It's grass~それは草~

1240/一二四〇

プロローグ

 旧西暦2222年世界の文明は滅び始めた。

 最初はほんの些細な事だった。

 活火山が活動しなくなり、大雨が降るなどが続くだけだった。


 しかし、そこから綻び始めた。

 2525年。それは急速に流れた。

 日本では原子力発電所がメルトダウンし、放射性物質が解き放たれた。

 ユーラシア大陸で未知のウイルスが2種も同時発見され、ユーラシア大陸全土に感染が広がった。

 欧州ではトルコとスウェーデンの大規模地震により壊滅。

 北アメリカ大陸では豪雪とタイフーンによって全てが破壊された。

 南半球は火山噴火によって全てが飲まれてしまった。

 それが一つずつならどうにかなっただろう。

 しかし、ほぼ同時に起こった。

 日本のメルトダウンだけは原因不明とされたが、他より半年だけ早かった。

 だが、文明が滅びるのは同じだった。


 2600年人類は地上を歩く事は無くなった。

 各国の首脳や上流階級は地下シェルターへと潜った。

 セレブなどは民間スペースシャトルで宇宙へと飛んだが、宇宙でどうなったかはわからない。

 宇宙へ行っても資源や食料は限られている。

 どのみち生きていられる時間は限られている。

 冷凍睡眠コールドスリープなんてSFの技術を試みようとも生命を保存するための資源が無い。

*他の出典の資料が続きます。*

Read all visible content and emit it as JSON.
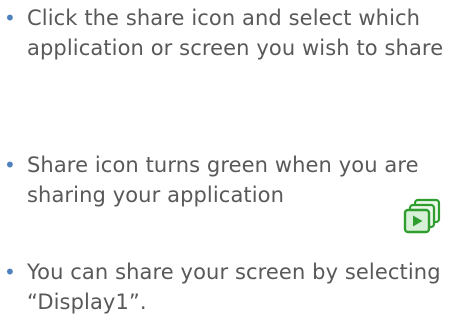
{
  "bullets": [
    {
      "text": "Click the share icon and select which application or screen you wish to share"
    },
    {
      "text": "Share icon turns green when you are sharing your application"
    },
    {
      "text": "You can share your screen by selecting “Display1”."
    }
  ],
  "icons": {
    "share_icon": "share-screen-icon",
    "share_icon_color": "#2e8b2e"
  },
  "colors": {
    "bullet": "#4f81bd",
    "text": "#595959",
    "icon_green": "#3aa83a"
  }
}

 だから少しでも生き延びるために、地下シェルターで暮らす事となったのだ。


 3000年に旧アメリカ大統領が「文明は滅んだ」と発言した。

 それほどまでに深刻だったとされる。

 約200億人もいた世界人口は10億人を下回ったとされる。


 しかし、長く苦しい生活は3500年に兆しが見える事となった。

 地上に変化が起こった。

 あれ程までに荒れ狂い、生活など出来ない環境だった災厄がピタリと止んだのだ。

 人類は歓喜した。

 恋焦がれていた地上へと舞い戻る事が出来たのだ。


 そして3820年――。

 ――私は地上ここにいる。


「ではミス・フラー、世界の遺物保存地域を旧国名で答えなさい」

 文明が一度滅び、人類は地下へと潜った。

 しかし、地上で文明の遺産と呼ばれる物――遺物が発見された。

 電波塔、テレビ、電子レンジなど、様々な文明の遺物が発見される。

 だが、殆どの国では遺物すら残らず、更地となっていた。

 その中で多くの遺物が発見される地域を“遺物保存地域”と呼んでいる。

「はい。コンゴ共和国、インド、ロシア、そして日本です」

「良く出来ました。トルコとスウェーデンの大規模地震により欧州やその付近は壊滅。

 アフリカ大陸も自然災害や砂漠化が進み、コンゴ共和国が遺物保存地域となります。

 インドは津波などで壊れたものがありますが、比較的遺物が発見される地域ですね。

 ロシアは雪と氷による保存によって遺物保存地域に指定されています。

 日本は運良く――いえ、運悪く一気に人が住めなくなってしまったので遺物が多く残っています」


 先生は私の答えに補足説明をいれた。

「旧アメリカは何故遺物が発見されないのですか?」

 私達が今いるこの地域では遺物は発見されなかった。

 地下シェルターがあったので、そこで多くの人が住んでいた事は確かだ。

「この地域ではタイフーンによる被害が大きく、全てが消えたとされています。だからこそ復興しやすかったとも言えますね」

 そう。旧アメリカ――今私達がいる場所は復興がしやすかった。

 しかし、旧日本のように遺物がある場所は復興が進まない。

 それは遺物の解読・解析が必要であり、その作業が進まないからだ。

 遺物は旧人類の資産であり、遺産である。

 それを容易に破壊する事は許されないとしている。

 その異文明の遺物解析をする者をAnotherとAnalystを合わせたAnolystアナリストと呼ばれる。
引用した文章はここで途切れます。